Review of the ancient Durres topography in light of the new archaeological and historical data
The purpose of this article is to present a combination of ancient sources, the resulst of the main researchers and the field data of the last years to explain the evolution of the Epidamnos / Dyrrachion settlement. As a result of the submitted analysis it was judged that the first settlement and the Greek colony should be sought in the lower part between the hills 59m and 50m. Epidamnos should be identified here. While the rocky coast has served as a base for microtoponym Dyrrachion. It would be exactly this microtoponym who will be used as the name for the port and then the city itself.
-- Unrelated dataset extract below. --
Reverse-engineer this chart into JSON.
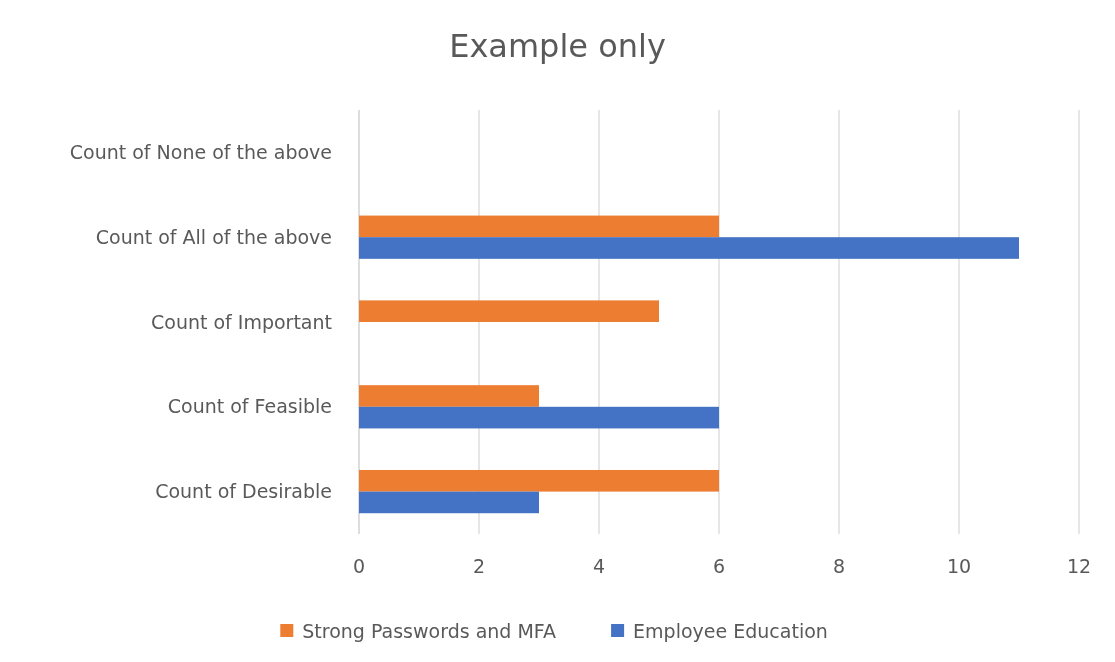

The earliest historical source that mentions indirectly the presence of a fortification wall is that of the Thucydides about the civil wars of 436/435 BC. (Thuc. I 26). Perhaps with this fortification can be identified the circular structure, previously identified by other researchers as a lighthouse. We believe that one of the consequences of the civil war was the shift from the use of the Epidamnos toponym as the official term of the city in Dyrrachion. Perhaps in these years we must also seek the first roots of the legend of the city’s founding. The political burden that this legend carries can be a reflection of the civil war winers goals to legitimize a series of radical changes undertaken by them. The fortification date of the southeastern part of the peninsula is an indication of the strategic importance that this area had. The civil war must have made clear
to citizens that this territory needed protection through a fortification. The dating of the defensive structure at the 4th cent. BC can be seen associated with the wars that engoulfed the region along the attacks of the Macedonian king Cassander (Polyen IV 11, 4; Diod. XIX 78-89). It remains to be clarified whether this fortification was built before his invasion, during his occupation or when the city entered the Illyrian king Glaukias control. The building of a foundation structure with different techniques between the outer and inner face proves some sort of emergency in construction. The city has entered the Illyrian urban period with a fortification system based on at least two points, the city and the port. The closing wall over the earth’s belt connecting the peninsula with the hinterland should also be linked to another crisis situation. This construction should be sought from the 3rd cent. BC. Perhaps it
was another defensive measure, this time directed toward hinterland, where attacks could come from. The best hypothesis sees this construction in the context of the Illyrian-Roman wars. With the Pax Romana the fortifications of the city have been out of use
and the Roman city does not seem to have had functional protective walls. The territory of the Roman city has expanded beyond the previous boundaries in several directions. Only with the crisis of the Roman Empire will be restored the fortification walls in the city and their perimeter has included within themselves a much larger space, ranging from the Daute hill to the north to the southeastern coast.